Veronica Amago, who is based in Spain and works for Whyte & Mackay, agrees – up to point. She says that while Pernod-Ricard, Beam Suntory and Diageo have all invested in pushing ginger ale as an alternative, "a mainstream whisky drinker would probably still go for Coke." But more important in her view is the decline of late-night drinking and clubbing in favour of after-work drinks, coupled with a growing discernment and move towards more premium spirits.
"I think the idea of 'less is more', of spending on a good drink rather than drinking whatever is a really fundamental shift," she says. "It's one that's here to stay, and one that is extremely positive for the whisky industry."
Scotch is still the biggest spirit in Spain, despite a push by gin. "My prognosis is that it will continue to recede, as will spirits overall," says Amago, who sees big opportunities for single malts.
That's a view shared by Macallan, which claims to be the leader among luxury whiskies in Spain. Its marketing manager in Spain, Tiago Andrade, says: "Whisky was performing better than other categories before Covid-19 thanks to the positive performance of premium whiskies.
Moreover, "Single malts are not yet fully developed in the Spanish market," he adds, unlike blends.
In truth, Diageo's Cardhu outsells Macallan by a factor of three, but as Victoria Amago points out most Spaniards appear unaware it's a single malt, and not just 'a luxury whisky'. Cardhu was battered by the recent recession in Spain, and today the real excitement lies elsewhere, as Jean-Paul Bouyat at Martiniquaise-Bardinet explains:
"For single malts in Spain you have two markets.
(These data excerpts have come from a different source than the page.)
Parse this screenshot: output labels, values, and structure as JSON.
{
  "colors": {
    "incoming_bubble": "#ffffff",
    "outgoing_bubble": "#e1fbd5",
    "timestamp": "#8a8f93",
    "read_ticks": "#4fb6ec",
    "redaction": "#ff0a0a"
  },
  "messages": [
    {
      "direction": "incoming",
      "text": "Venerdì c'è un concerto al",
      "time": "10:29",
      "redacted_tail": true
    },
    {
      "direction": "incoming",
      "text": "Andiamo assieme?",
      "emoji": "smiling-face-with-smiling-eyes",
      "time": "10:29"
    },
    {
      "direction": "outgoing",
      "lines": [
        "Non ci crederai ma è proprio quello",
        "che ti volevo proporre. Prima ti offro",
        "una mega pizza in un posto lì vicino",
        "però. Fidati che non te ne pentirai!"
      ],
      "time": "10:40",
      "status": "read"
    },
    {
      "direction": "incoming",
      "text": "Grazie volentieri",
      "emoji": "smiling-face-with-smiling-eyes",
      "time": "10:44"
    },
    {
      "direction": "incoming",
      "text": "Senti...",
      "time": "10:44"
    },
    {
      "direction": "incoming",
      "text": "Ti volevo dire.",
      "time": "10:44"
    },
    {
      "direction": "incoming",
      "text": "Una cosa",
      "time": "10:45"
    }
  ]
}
There's the traditional market from the era of quick and easy money where people were drinking Cardhu because they liked the shape of the bottle. The new, growing market for malts is for brands like Macallan and regional malts like Islay."
Back among blends, Bouyat also handles Sir Edward's, popular in France and therefore in the Spanish border shops. The French can nip over to Spain and benefit from much lower duty rates, saving themselves around €5 a litre on Sir Edward's, which now sells over 220,000 cases in Spain.
Overall, Bouyat feels the Scotch market in Spain had been stabilising over the past two years, before the plague struck. What it will look like by 2021, and how many of the country's myriad independent bars will still be trading, remains to be seen.
The same goes for those trends around premiumisation and discernment. Life after lockdown is far from gin clear.
Award-winning drinks columnist and author Tom Bruce-Gardyne began his career in the wine trade, managing exports for a major Sicilian producer. Now freelance for 20 years, Tom has been a weekly columnist for The Herald and his books include The Scotch Whisky Book and the new Scotch Whisky Treasures.